~ Addison Kline & Ryan Heaton

diagram.png

Figure: Overview of the model’s forward pass. Context variables (pitcher ID, count, game state) are processed through a Context Adapter and fused with token embeddings, then fed through 12 xLSTM blocks to predict the next token in the sequence.


Can you predict what a baseball pitcher will throw next? Not just the pitch type—but the speed, the spin, the trajectory, where it crosses the plate, and what happens when it gets there? We trained a 20-million parameter neural network on nearly a decade of MLB pitch data to find out. The model achieved 65.8% accuracy across all predicted variables: 37 percentage points better than always guessing the most common value. But the more interesting question isn’t how well it predicts, it’s what it can and can’t predict. Some aspects of a pitch are nearly deterministic once you’ve seen a few from that pitcher (forward velocity: 95% accuracy). Others are fundamentally unpredictable, even for the pitcher themselves (plate location: 23%). The model learned real baseball strategy, picked up on pitcher mechanics, and figured out which parts of the game have signal and which are just noise. This is the story of how we built it.


Background

Addison first began PitchPredict as a side project in October 2024, around the time of the World Series. Prior to that, he had extensive experience mining and analyzing baseball data in Python, including projects like projection algorithms for players and teams, daily MLB game odds, and up-to-date league leaderboards with custom statistics. He runs a sabermetrics blog, baseball-analytica.com, where these projects (and much more) can be found.

Ryan has been working in ML since 2018, with notable previous work training medical pathology AI. He now runs Charon Labs LLC, where his team (of which Addison is a founding member) applies traditional ML concepts to swarms of LLM agents to enable new capabilities and higher reliability.

Development History

The first versions of PitchPredict used a similarity-based algorithm—calculating scores between pitches and contexts, then predicting outcomes based on the most similar historical pitches.

The code is straightforward Python, leveraging numpy, pandas, and pybaseball. PitchPredict has a basic API and as of December 2024 is publicly available on PyPI (pip install pitchpredict).

In early 2025, Addison began developing a neural network algorithm alongside the similarity approach. This would leverage deep learning and GPU power to predict pitches using a custom architecture. Though he works in AI, lower-level ML and model architecture isn’t his forte, and the initial model performed poorly. This discouraged further work on the project for several months.

In November 2025, Addison returned to PitchPredict unexpectedly. At work, the team was building agent environments to test models on—and Addison’s job was building an environment simulating a baseball game. An AI agent could play as a pitcher trying to get batters out, a batter trying to score runs, or a manager making the moment-to-moment decisions. The simulation needed to handle state transitions (the dynamics of the simulated baseball game), and rather than reinvent the wheel, Addison revisited PitchPredict.

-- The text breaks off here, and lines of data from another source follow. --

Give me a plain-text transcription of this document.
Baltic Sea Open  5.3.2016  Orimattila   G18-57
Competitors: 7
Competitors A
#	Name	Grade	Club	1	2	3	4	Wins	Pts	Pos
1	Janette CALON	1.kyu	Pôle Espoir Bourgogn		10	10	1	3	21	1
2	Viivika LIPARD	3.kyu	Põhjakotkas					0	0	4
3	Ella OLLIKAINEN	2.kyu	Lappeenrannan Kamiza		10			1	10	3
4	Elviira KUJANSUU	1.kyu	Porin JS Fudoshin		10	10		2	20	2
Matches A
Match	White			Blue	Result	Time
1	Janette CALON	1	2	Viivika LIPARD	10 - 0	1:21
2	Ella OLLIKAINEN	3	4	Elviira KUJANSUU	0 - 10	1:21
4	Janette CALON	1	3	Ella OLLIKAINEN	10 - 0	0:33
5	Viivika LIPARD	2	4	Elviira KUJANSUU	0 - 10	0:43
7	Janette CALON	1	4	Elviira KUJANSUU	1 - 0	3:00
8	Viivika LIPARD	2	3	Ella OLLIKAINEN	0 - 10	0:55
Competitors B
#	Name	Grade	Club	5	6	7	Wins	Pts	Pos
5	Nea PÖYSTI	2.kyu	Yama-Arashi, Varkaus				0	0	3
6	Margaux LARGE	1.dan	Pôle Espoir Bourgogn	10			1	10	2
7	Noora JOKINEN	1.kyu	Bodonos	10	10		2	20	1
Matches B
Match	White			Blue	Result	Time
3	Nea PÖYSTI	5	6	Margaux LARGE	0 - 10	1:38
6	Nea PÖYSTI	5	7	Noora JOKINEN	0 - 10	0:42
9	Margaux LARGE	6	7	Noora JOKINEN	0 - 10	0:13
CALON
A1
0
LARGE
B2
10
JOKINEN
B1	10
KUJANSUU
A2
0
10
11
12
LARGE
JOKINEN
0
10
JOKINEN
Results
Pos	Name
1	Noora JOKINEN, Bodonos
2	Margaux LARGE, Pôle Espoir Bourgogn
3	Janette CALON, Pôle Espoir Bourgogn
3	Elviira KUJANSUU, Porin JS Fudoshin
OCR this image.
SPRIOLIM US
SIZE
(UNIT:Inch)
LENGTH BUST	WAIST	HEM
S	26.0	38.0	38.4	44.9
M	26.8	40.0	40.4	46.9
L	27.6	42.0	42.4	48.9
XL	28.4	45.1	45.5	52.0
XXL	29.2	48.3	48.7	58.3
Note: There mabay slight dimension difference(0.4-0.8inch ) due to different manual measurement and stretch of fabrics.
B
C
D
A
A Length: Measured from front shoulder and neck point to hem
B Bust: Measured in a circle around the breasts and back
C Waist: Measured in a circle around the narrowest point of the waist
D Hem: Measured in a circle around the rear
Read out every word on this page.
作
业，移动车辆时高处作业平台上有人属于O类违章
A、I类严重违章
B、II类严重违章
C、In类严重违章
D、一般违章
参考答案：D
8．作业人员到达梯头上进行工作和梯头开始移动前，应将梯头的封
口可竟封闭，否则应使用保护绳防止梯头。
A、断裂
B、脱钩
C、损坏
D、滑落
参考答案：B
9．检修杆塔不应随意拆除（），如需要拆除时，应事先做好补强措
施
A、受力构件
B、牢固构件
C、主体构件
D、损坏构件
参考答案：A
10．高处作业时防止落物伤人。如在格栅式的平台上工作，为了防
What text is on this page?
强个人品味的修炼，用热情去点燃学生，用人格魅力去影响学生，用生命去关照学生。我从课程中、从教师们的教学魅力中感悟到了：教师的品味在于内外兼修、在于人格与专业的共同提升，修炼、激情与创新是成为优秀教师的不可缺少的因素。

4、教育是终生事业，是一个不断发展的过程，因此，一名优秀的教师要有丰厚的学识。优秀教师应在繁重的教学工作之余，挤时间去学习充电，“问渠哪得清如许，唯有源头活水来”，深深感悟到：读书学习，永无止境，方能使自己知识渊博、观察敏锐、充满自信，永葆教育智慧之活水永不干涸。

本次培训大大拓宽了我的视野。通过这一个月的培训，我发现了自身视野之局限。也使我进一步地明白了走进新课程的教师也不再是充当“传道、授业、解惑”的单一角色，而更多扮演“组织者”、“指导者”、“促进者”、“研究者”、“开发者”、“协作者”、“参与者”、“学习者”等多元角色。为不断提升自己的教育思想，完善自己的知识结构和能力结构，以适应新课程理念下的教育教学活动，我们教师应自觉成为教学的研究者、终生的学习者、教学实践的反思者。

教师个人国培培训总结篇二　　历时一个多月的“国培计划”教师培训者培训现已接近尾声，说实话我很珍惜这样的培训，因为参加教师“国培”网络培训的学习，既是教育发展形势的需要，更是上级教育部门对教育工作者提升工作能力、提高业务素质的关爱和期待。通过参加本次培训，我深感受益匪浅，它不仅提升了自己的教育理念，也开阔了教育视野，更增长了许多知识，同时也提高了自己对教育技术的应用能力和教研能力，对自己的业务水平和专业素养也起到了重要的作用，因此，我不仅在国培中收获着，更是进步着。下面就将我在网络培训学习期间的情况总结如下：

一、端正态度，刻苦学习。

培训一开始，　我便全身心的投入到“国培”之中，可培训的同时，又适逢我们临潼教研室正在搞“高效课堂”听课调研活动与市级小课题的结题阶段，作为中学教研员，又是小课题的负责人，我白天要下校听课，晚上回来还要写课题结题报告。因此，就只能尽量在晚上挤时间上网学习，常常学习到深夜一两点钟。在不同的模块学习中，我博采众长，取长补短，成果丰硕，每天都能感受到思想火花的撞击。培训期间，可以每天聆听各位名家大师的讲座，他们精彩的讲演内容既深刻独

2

The existing API didn’t take enough parameters for what the simulation needed. Armed with a concrete goal, Addison cloned the repo and began rebuilding—updating the API, rewriting the similarity algorithm, and reconsidering the neural network approach. When he mentioned this to Ryan, it sparked a collaboration. Ryan suggested that rather than a primitive feedforward network, we could use an xLSTM architecture—and offered to help build it.

The division of labor made sense: Addison would handle the API, data pipeline, and pitch-level tokenization; Ryan would build the xLSTM and tune hyperparameters.

The choice of xLSTM over Transformers came down to hardware. Training locally on a 6× RTX 4090 system meant memory was the bottleneck. xLSTM’s linear memory scaling with sequence length—versus the quadratic scaling of attention—made it the right choice for our setup.

Together we developed a tokenization protocol for pitches. Rather than creating tokens for every possible pitch, we encoded pitch attributes (type, speed, spin, location, etc.) as separate tokens within each pitch. Since LSTMs predict sequences, this approach fit naturally. Throughout November and December, we mined gigabytes of MLB pitch data and experimented with architectures, implementations, and hyperparameters.

The Model in Brief

At its core, PitchPredict is a neural network trained to predict sequences—specifically, sequences of pitches. Neural networks learn patterns from data, and this particular flavor (called an xLSTM, for “extended Long Short-Term Memory”) is designed for sequential prediction. It processes tokens one at a time, building up an internal representation of what it’s seen so far, then uses that representation to predict what comes next. The “extended” part refers to architectural improvements that allow longer sequences without running into memory constraints—important when a pitcher might throw 20+ pitches in a session.